Ragnar leaned back in his throne, shaking, drenched in a cold sweat. He had lost thirty kobolds and almost all his goblins.
But he had won.
A flurry of notifications flooded his phone's screen.
[You have defeated a C-Rank Hero!]
[You have gained 500 Experience Points!]
[You have defeated a C-Rank Hero!]
[You have gained 450 Experience Points!]
...
[You have Leveled Up!]
[You are now Level 2!]
[Your Creation Point (CP) Cap has increased to 200!]
[Your Creation Point (CP) Recovery Rate has increased!]
[You have gained 5 Bonus Points (BP)!]
A wave of power, warm and invigorating, washed through him. It felt incredible. But that wasn't all.
As he watched his surviving kobolds tend to their wounds, another message appeared.
[Certain subordinates have gained significant combat experience and have met the conditions for evolution.]
He watched, stunned, as three of his goblins who had survived the initial lightning storm began to glow with a faint, green light.
Their bodies stretched, their postures straightened. The sharp rocks in their hands morphed and reshaped into crude but functional shortbows.
Their beady eyes now held a sharp, predatory focus.
[Your Goblins have evolved into Goblin Archers!]
Ragnar stared. Evolution. His minions could get stronger. They weren't just disposable pawns. They were assets that could be cultivated.
An idea sparked in his mind, chasing away the last of the post-battle fear.
He looked at the survivors.
Grunt the kobold, battered but standing tall.
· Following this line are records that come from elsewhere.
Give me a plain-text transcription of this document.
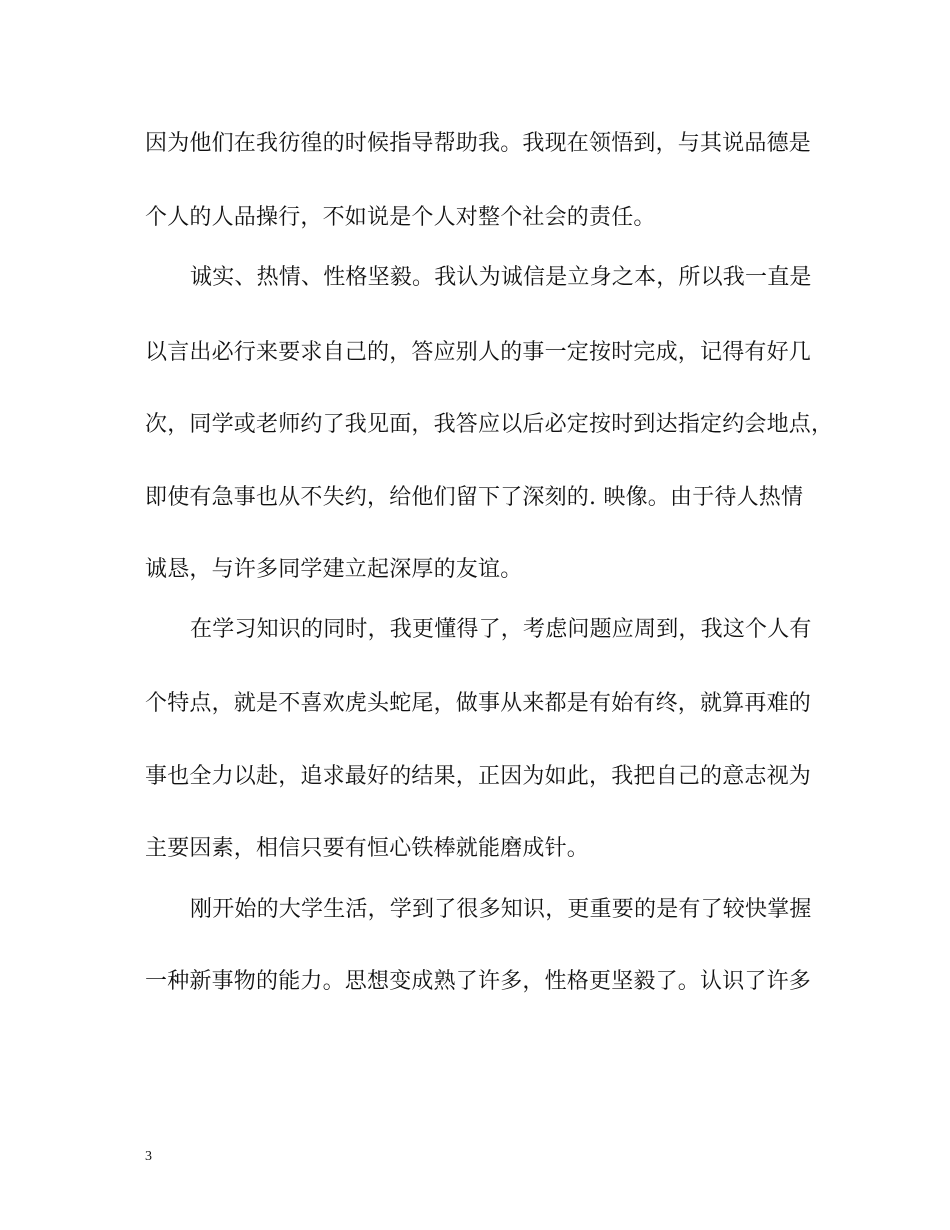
因为他们在我彷徨的时候指导帮助我。我现在领悟到，与其说品德是
个人的人品操行，不如说是个人对整个社会的责任。
诚实、热情、性格坚毅。我认为诚信是立身之本，所以我一直是
以言出必行来要求自己的，答应别人的事一定按时完成，记得有好几
次，同学或老师约了我见面，我答应以后必定按时到达指定约会地点，
即使有急事也从不失约，给他们留下了深刻的. 映像。由于待人热情
诚恳，与许多同学建立起深厚的友谊。
在学习知识的同时，我更懂得了，考虑问题应周到，我这个人有
个特点，就是不喜欢虎头蛇尾，做事从来都是有始有终，就算再难的
事也全力以赴，追求最好的结果，正因为如此，我把自己的意志视为
主要因素，相信只要有恒心铁棒就能磨成针。
刚开始的大学生活，学到了很多知识，更重要的是有了较快掌握
一种新事物的能力。思想变成熟了许多，性格更坚毅了。认识了许多
3
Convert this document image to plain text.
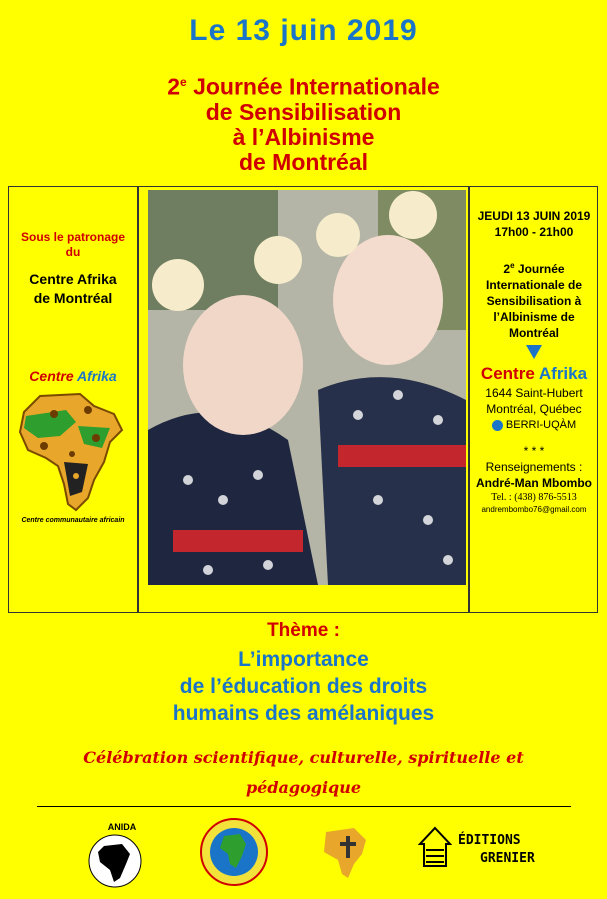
Le 13 juin 2019
2e Journée Internationale
de Sensibilisation
à l’Albinisme
de Montréal
Sous le patronage
du
Centre Afrika
de Montréal
Centre Afrika
Centre communautaire africain
JEUDI 13 JUIN 2019
17h00 - 21h00
2e Journée
Internationale de
Sensibilisation à
l’Albinisme de
Montréal
Centre Afrika
1644 Saint-Hubert
Montréal, Québec
BERRI-UQÀM
* * *
Renseignements :
André-Man Mbombo
Tel. : (438) 876-5513
andrembombo76@gmail.com
Thème :
L’importance
de l’éducation des droits
humains des amélaniques
Célébration scientifique, culturelle, spirituelle et
pédagogique
ANIDA
ÉDITIONS
GRENIER
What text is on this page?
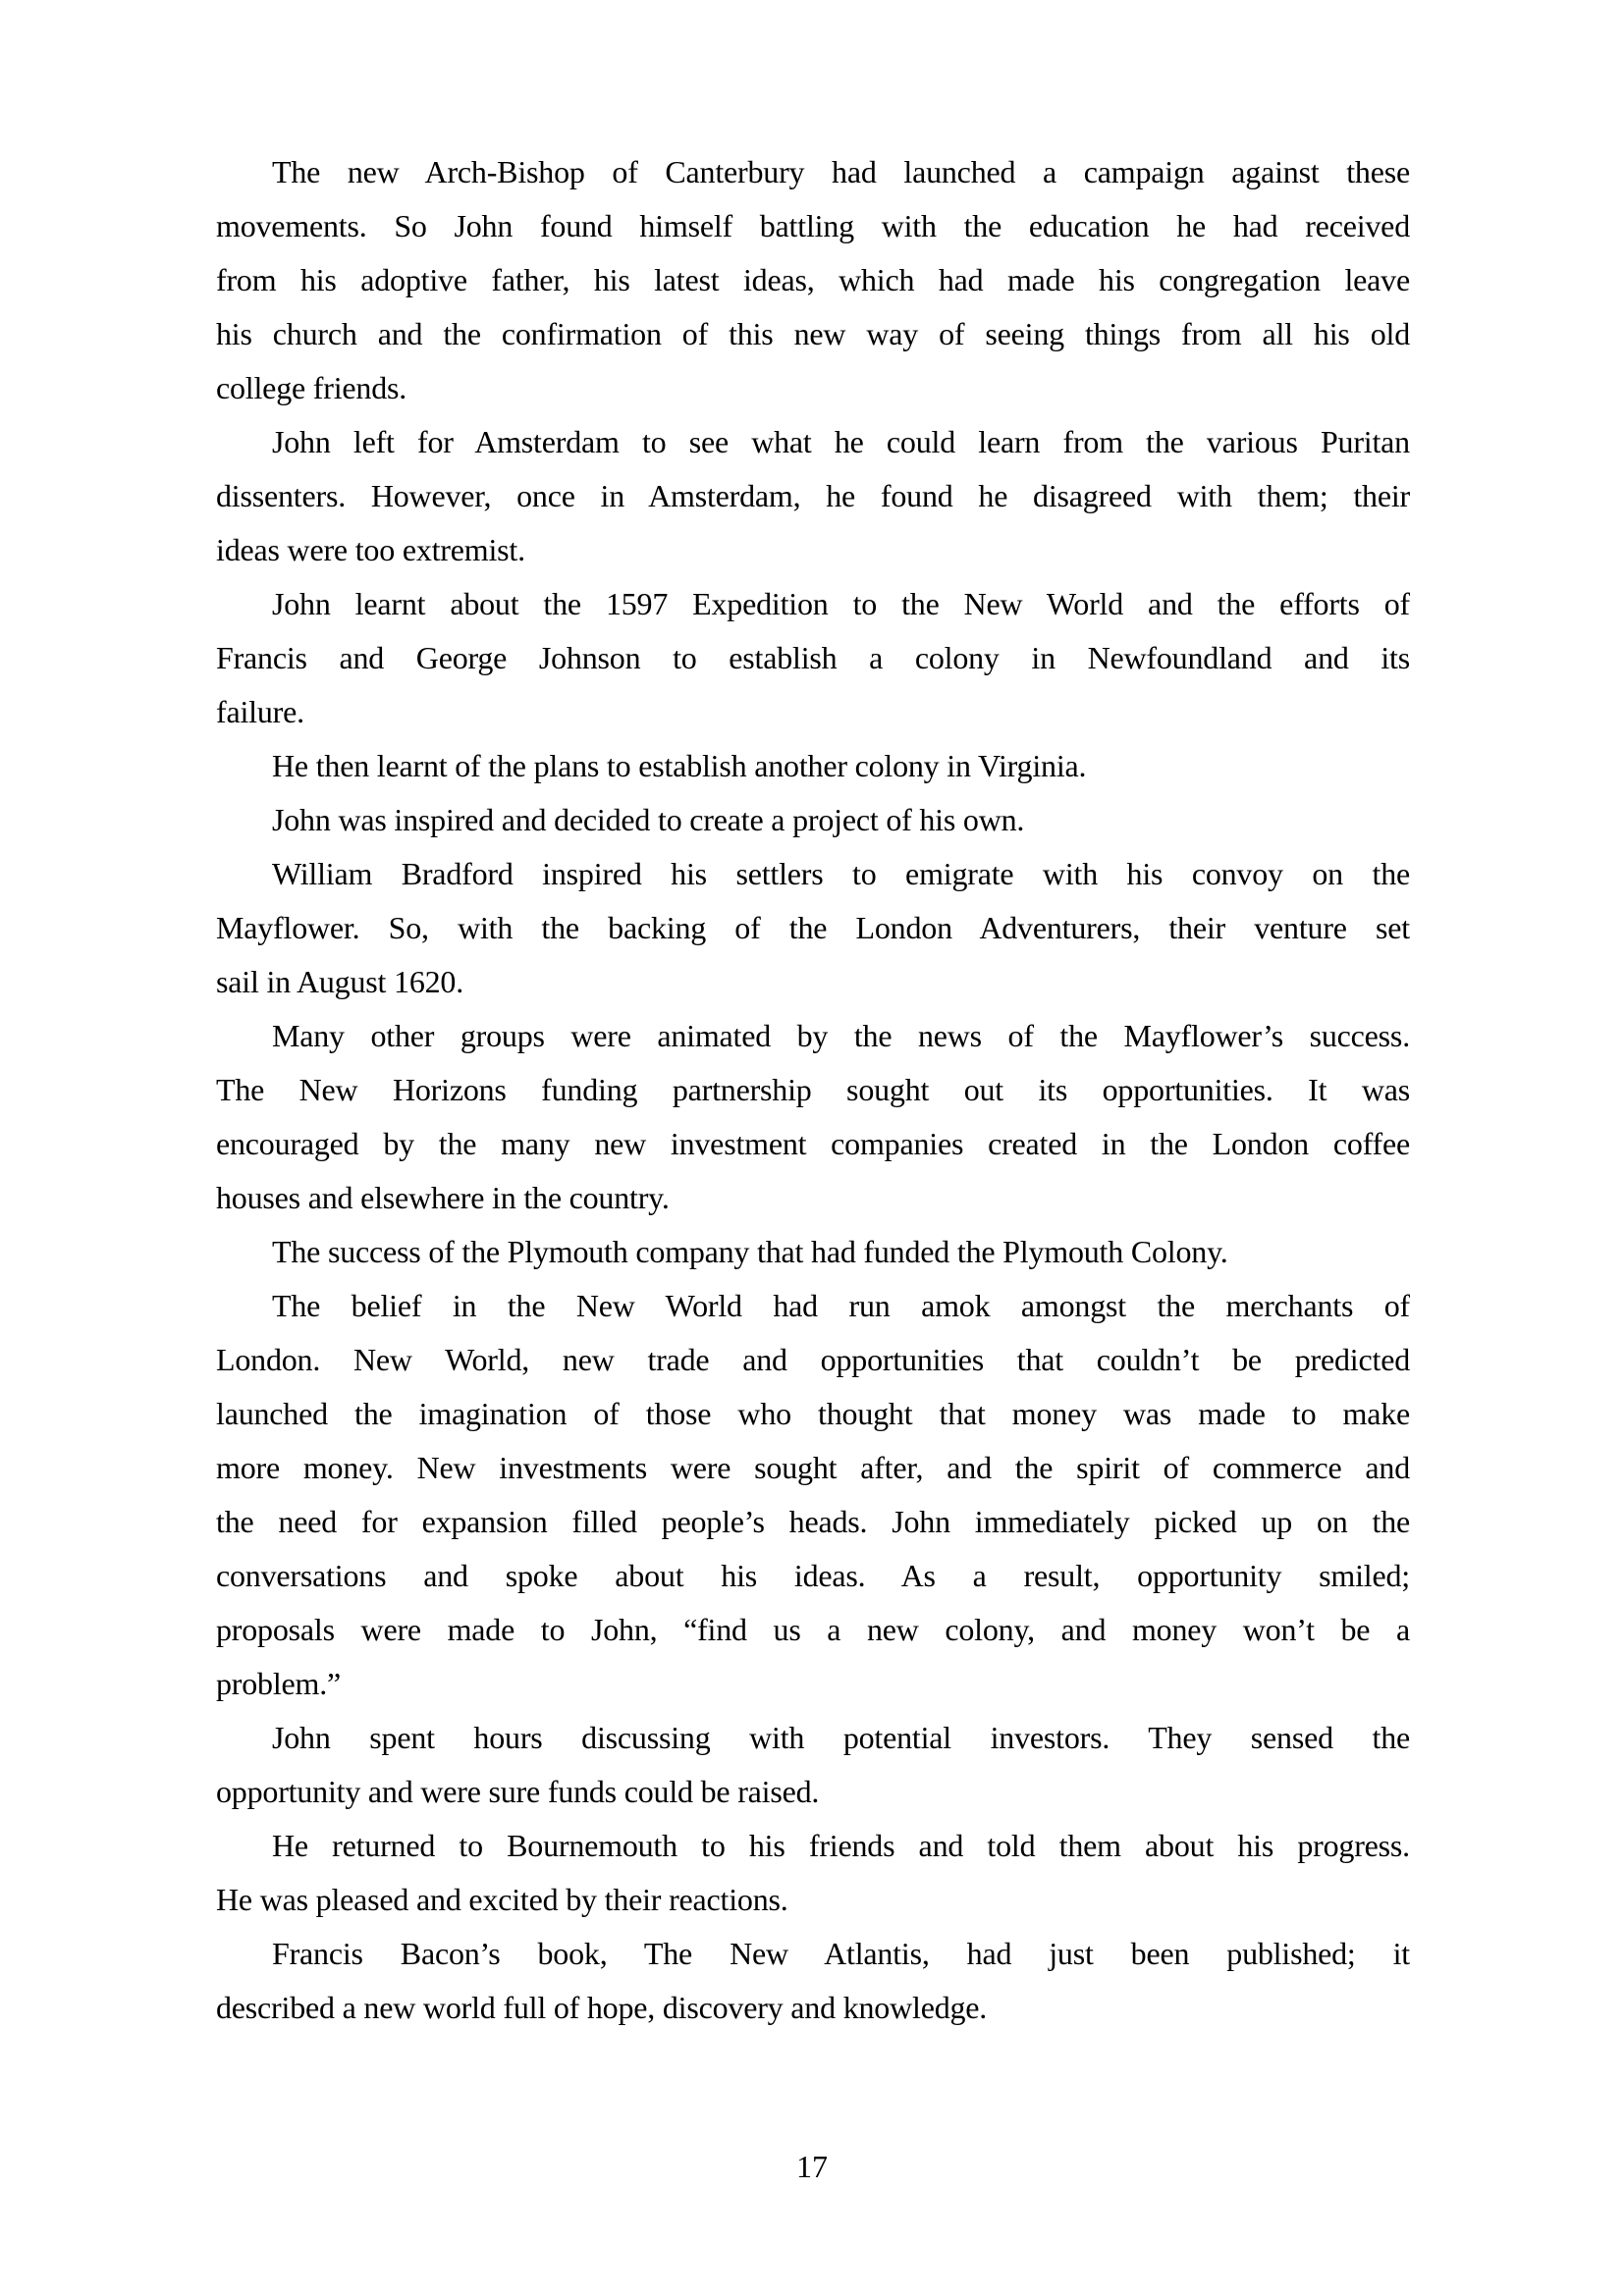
The new Arch-Bishop of Canterbury had launched a campaign against these
movements. So John found himself battling with the education he had received
from his adoptive father, his latest ideas, which had made his congregation leave
his church and the confirmation of this new way of seeing things from all his old
college friends.
John left for Amsterdam to see what he could learn from the various Puritan
dissenters. However, once in Amsterdam, he found he disagreed with them; their
ideas were too extremist.
John learnt about the 1597 Expedition to the New World and the efforts of
Francis and George Johnson to establish a colony in Newfoundland and its
failure.
He then learnt of the plans to establish another colony in Virginia.
John was inspired and decided to create a project of his own.
William Bradford inspired his settlers to emigrate with his convoy on the
Mayflower. So, with the backing of the London Adventurers, their venture set
sail in August 1620.
Many other groups were animated by the news of the Mayflower’s success.
The New Horizons funding partnership sought out its opportunities. It was
encouraged by the many new investment companies created in the London coffee
houses and elsewhere in the country.
The success of the Plymouth company that had funded the Plymouth Colony.
The belief in the New World had run amok amongst the merchants of
London. New World, new trade and opportunities that couldn’t be predicted
launched the imagination of those who thought that money was made to make
more money. New investments were sought after, and the spirit of commerce and
the need for expansion filled people’s heads. John immediately picked up on the
conversations and spoke about his ideas. As a result, opportunity smiled;
proposals were made to John, “find us a new colony, and money won’t be a
problem.”
John spent hours discussing with potential investors. They sensed the
opportunity and were sure funds could be raised.
He returned to Bournemouth to his friends and told them about his progress.
He was pleased and excited by their reactions.
Francis Bacon’s book, The New Atlantis, had just been published; it
described a new world full of hope, discovery and knowledge.
17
The three new goblin archers. A dozen other kobolds who had fought with disciplined fury.
These were not mere fodder. They were veterans. They were his elite.
"You," Ragnar said, his voice quiet but clear, echoing in the minds of the chosen few. "You are different. You are my Obsidian Guard."
He looked at his new Level 2 status, at his precious evolved archers, and at the foundation of his new elite unit.
The farm was necessary for survival, for the slow, steady grind. But this, he realized, was how he would truly grow powerful. Not just by farming the weak, but by surviving the strong.
Growth came from evolution, and he was just getting started.